Abu Ali abrió de nuevo su almacén en Medina al-Sadr hace algunos días, pero nada es ya como antes para este hombre de cincuenta años. «Con este muro, este muro de miseria -explica- vivimos en prisión, como en un gueto». Ante él se levanta un imponente muro de más de tres metros de altura que […]
Abu Ali abrió de nuevo su almacén en Medina al-Sadr hace algunos días, pero nada es ya como antes para este hombre de cincuenta años. «Con este muro, este muro de miseria -explica- vivimos en prisión, como en un gueto».
Ante él se levanta un imponente muro de más de tres metros de altura que divide en dos este extenso y popular barrio del noroeste de Bagdad, bastión del joven dirigente chiíta Moqtada al-Sadr.
La tienda de Abu Ali, que vende aceites de motor, tiene las marcas de los combates que acompañaron, en abril y mayo, la construcción de esta muralla por parte de unidades militares estadounidenses.
Los enfrentamientos, hasta el acuerdo de alto el fuego logrado el 10 de mayo, causaron la muerte de más de mil personas. Como consecuencia del pacto, las armas callaron y las tropas iraquíes, hasta entonces ausentes, entraron en este sector que cuenta con más de dos millones de habitantes.

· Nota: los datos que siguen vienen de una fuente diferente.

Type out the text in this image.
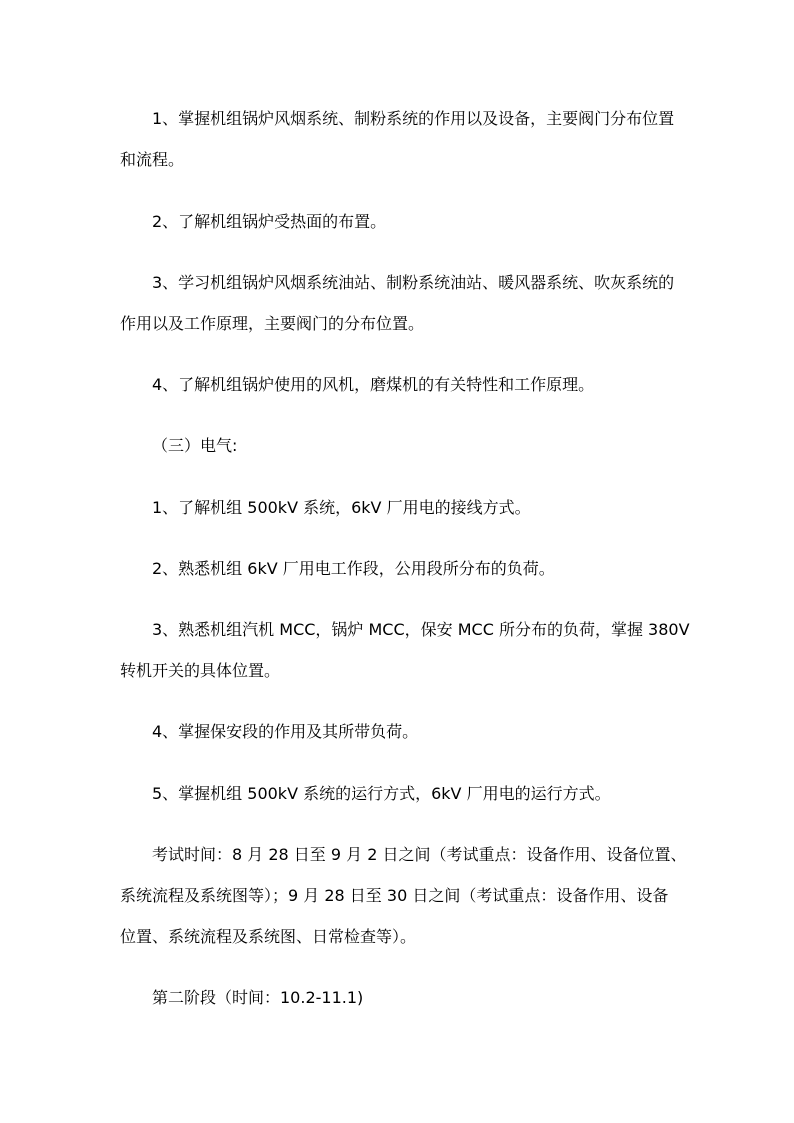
1、掌握机组锅炉风烟系统、制粉系统的作用以及设备，主要阀门分布位置
和流程。
2、了解机组锅炉受热面的布置。
3、学习机组锅炉风烟系统油站、制粉系统油站、暖风器系统、吹灰系统的
作用以及工作原理，主要阀门的分布位置。
4、了解机组锅炉使用的风机，磨煤机的有关特性和工作原理。
（三）电气:
1、了解机组 500kV 系统，6kV 厂用电的接线方式。
2、熟悉机组 6kV 厂用电工作段，公用段所分布的负荷。
3、熟悉机组汽机 MCC，锅炉 MCC，保安 MCC 所分布的负荷，掌握 380V
转机开关的具体位置。
4、掌握保安段的作用及其所带负荷。
5、掌握机组 500kV 系统的运行方式，6kV 厂用电的运行方式。
考试时间：8 月 28 日至 9 月 2 日之间（考试重点：设备作用、设备位置、
系统流程及系统图等）；9 月 28 日至 30 日之间（考试重点：设备作用、设备
位置、系统流程及系统图、日常检查等）。
第二阶段（时间：10.2-11.1)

«La calma volvió», agrega Abu Ali, «pero es una nueva vida. Una vida aún más dura».
Su comercio linda con una de las dos «puertas» que tiene el muro para permitir el paso entre el norte del barrio y su zona meridional, completamente cercada y a donde el acceso de vehículos está prohibido.

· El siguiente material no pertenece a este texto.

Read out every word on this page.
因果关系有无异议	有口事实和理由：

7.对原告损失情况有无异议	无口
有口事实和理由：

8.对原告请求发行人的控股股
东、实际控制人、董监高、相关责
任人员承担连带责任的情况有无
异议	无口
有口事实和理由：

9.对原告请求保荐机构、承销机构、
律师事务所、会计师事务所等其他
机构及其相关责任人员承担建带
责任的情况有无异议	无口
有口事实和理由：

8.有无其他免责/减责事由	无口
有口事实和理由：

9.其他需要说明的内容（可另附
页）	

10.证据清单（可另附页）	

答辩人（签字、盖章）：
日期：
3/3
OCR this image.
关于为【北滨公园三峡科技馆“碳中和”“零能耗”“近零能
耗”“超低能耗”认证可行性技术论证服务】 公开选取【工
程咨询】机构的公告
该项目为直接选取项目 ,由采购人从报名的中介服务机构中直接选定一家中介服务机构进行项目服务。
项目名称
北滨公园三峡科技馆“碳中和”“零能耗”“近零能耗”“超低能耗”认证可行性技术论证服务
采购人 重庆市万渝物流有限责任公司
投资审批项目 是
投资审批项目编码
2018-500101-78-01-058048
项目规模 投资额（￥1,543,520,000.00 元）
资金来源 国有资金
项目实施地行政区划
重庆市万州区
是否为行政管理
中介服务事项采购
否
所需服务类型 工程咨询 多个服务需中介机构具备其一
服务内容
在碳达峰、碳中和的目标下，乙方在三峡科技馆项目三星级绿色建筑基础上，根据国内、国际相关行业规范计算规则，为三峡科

La comandancia del Ejército de Estados Unidos explicó que quería impedir la infiltración de los insurgentes que lanzan cohetes y obuses de mortero contra la «zona verde», donde se ubican el Gobierno iraquí y la mayoría de las embajadas, entre ellas la estadounidense.
«Todos los días perdemos entre tres y cuatro horas para salir del barrio y regresar», se lamenta Abu Ali describiendo el recorrido de los combatientes impuesto a todos los habitantes: embotellamientos a 40 grados; check-points, largas caminatas a falta de transportes. «Las ambulancias no pueden volver a entrar en Medina al-Sadr. ¿Qué hacemos con nuestros enfermos?», se pregunta este pequeño comerciante.
La presencia de los militares iraquíes se concentra alrededor de los dos puntos de paso, el principal de los cuales es el «cruce 55», el corazón de Medina al-Sadr.
Lenta recuperación
La tensión se palpa y las trifulcas entre soldados iraquíes y los transeúntes exasperados por la larga espera bajo un sol que cae a plomo estallan regularmente.
Con todo, la vida se reanuda lentamente a lo largo del muro de Medina al-Sadr: los comerciantes han reinstalado sus puestos y las mujeres vestidas de negro espantan a las moscas que se posan sobre sus verduras.
Incluso han surgido nuevos oficios: por unos pocos dinares, algunos espabilados improvisan taxis y transportan de un sector a otro del barrio a mujeres y niños sobre carros enganchados a sus motocicletas.
Pero para Oum Riadh, un horticultor de 50 años, el muro es una calamidad: «Nos impide trabajar, nos asfixia», se queja. Y responsabiliza, como los otros comerciantes, al Ejército estadounidense. Sin embargo, mantienen silencio, cómplice o a veces temeroso, sobre el Ejército del Mahdi, la potente milicia de Moqtada al-Sadr.
Solamente Bassam Abu Karar, un funcionario de 35 años, es más elocuente. «No podemos hacer nada contra los milicianos, están armados», denuncia. «Ellos vinieron a disparar sus obuses desde nuestra calle, son forajidos, pero el Ejército estadounidense no debe ponernos en el punto de mira», dice.
Durante ocho días vivió con sus hijos y otras tres familias, dieciocho personas en total, en un habitáculo de diez metros cuadrados esperando que finalizaran los combates. «No salíamos, teníamos agua pero no electricidad», recuerda.
Los enfrentamientos terminaron pero su mujer no está tranquila. «Mis hijos tienen miedo de seguir aquí, de morir si se reinician los combates», afirma.
Su vecino Rahima Oum Ahmed muestra su apartamento, una de cuyas habitaciones está totalmente quemada. Las paredes están negras de hollín, el olor pica en la nariz, los marcos de plástico de los retratos de los imanes Hussein y Ali, las dos figuras más veneradas por los chiítas, se fundieron por efecto del calor.
«Nos refugiamos en el sur del país, pero era necesario volver. No podemos dejar Medina al-Sadr. No tenemos los medios para hacerlo», se lamenta.